也许到最后,他会身败名裂,死无葬身之地,但也有可能,他会把握住弗拉基米尔被困的空档,登临乌萨斯的顶点。
能够拒绝这可能的未来,乔瑟夫确实可敬。
还好,他死了。
白泽心中浮现出淡淡的感慨。
可敬的敌人,才更要让他死。
这种敌人要是被逃出了生天,日后也不知道会出现多少的麻烦。
“是啊,确实可敬,”叶卡捷琳娜赞同道,“还好我及时下判断,说动养父一起来杀他。”
乔瑟夫死了固然是令人惋惜,但真要是让他回到了乌萨斯,则己方必定要遭受大难。
这种敌人,确实是死了好。
可以对死去的敌人表示敬意,但绝不能对可敬的敌人有一丝心软。
这般说着,叶卡捷琳娜和白泽四目相对,都从对方眼中看出了相同的想法。
然后,不由一笑,大有种心有灵犀之感。
“是啊,还好我来了,要不然也不知道我养的野猪竟然和一朵野花心意相通起来了。”
淡淡的声音随风而来,沐瑶光飘然而至,似笑非笑的目光掠过白泽,又看向叶卡捷琳娜。
两女对视,确定了,这也是可敬的对手。
“呵。”
“呵~”
两声意味不明的笑响起,让白泽的笑容缓缓凝固。
······
······
无形的波动如潮水般回到那罗延山,虚幻的身影再度出现在圣行者上方。
“圣行者。”
阿迭多等人连忙行礼,并敏锐发现了正在苦修的圣行者本体身上,悄然多出了一丝沉重。
三人对视,犹豫着由谁询问,却不想圣行者先开口了。
“乔瑟夫死了。”圣行者的声音中带着隐忧。
三人闻言,也是面色变化。
尽管事前就知道,圣行者是去相助围杀乔瑟夫,但三人心中未尝没有局势逆转的期望。
也许,白泽中途死了呢?
也可能,圣行者力挽狂澜,扳回局势了呢?
可惜到最后,期望终究只是期望,改变不了现实。
“至少,我们梵竺没有什么损失······”
阿迭多试图使用梵竺的传统艺能——大乘赢学,“正教牧首身死,乌萨斯内部定有动荡,他们甚至可能会回缩兵力,撤回驻军。”
这么一想,似乎非但没有损失,反倒是算是赢了。
我们梵竺赢了啊。
说不定还能抓住这个机会,收回部分被乌萨斯占领的地域。
这么一想,似乎也不是那么难以接受起来了。
孰料圣行者却道:“我所忧虑的不是这个。你们应该都知道,因陀罗和毗湿奴的地位演变吧?”
三人闻言,均是点头。
梵竺神话当中,因陀罗被尊为“天帝”,乃众神之王。
但这位神王的经历······只能说很悲催。
基本上是个反派都能把因陀罗虐一虐,可以说,“吃饭睡觉打因陀罗”是梵竺神话的底层逻辑。

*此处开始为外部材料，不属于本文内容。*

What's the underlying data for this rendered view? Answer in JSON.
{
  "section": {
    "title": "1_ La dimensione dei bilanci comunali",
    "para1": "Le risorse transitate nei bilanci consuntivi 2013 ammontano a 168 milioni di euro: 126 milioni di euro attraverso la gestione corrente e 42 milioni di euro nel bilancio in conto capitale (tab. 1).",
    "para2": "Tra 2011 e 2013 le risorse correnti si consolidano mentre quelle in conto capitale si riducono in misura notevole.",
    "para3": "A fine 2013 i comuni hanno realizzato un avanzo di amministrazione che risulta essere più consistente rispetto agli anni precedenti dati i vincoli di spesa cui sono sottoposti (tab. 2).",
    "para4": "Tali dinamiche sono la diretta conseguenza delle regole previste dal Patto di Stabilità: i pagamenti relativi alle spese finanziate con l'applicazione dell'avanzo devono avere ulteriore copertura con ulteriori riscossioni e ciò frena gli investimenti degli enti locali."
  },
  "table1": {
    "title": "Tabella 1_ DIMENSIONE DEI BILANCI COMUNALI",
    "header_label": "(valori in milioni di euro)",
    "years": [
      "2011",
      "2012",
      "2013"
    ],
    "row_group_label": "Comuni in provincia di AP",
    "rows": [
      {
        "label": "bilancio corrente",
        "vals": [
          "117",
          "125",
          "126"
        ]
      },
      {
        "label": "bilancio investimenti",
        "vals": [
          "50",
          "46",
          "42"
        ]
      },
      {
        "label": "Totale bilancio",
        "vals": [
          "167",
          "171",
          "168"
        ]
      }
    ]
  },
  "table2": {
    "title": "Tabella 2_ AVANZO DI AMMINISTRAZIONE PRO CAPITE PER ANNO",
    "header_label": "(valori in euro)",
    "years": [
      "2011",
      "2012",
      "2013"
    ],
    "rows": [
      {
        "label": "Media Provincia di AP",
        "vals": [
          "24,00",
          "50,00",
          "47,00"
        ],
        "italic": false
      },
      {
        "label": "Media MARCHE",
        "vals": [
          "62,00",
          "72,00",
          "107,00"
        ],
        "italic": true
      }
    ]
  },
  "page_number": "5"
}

“在最开始之时,三相神之中的毗湿奴的神话地位远不如因陀罗,祂被称为‘小因陀罗’。但随着神话演变,小因陀罗变成了大因陀罗,因陀罗反倒是成为了毗湿奴的下位者。”
圣行者徐徐说着,那虚幻的“宇宙原神”上气机变幻,起伏不定。
“现在,又一个可能变成‘大因陀罗’的‘小因陀罗’出现了。”
圣行者将心中真正的隐忧道出。
正如阿迭多所说,乔瑟夫身死,对梵竺的影响并不算太大。
真正让圣行者忧虑的,是白泽这个小自在。
目睹了白泽在这一战中的实力变化,圣行者很是忧心日后出现一个加强版的大自在。
就算没有加强版,也能够成为另一个大自在。
两个大自在出现,对于梵竺来说可不是什么好事啊。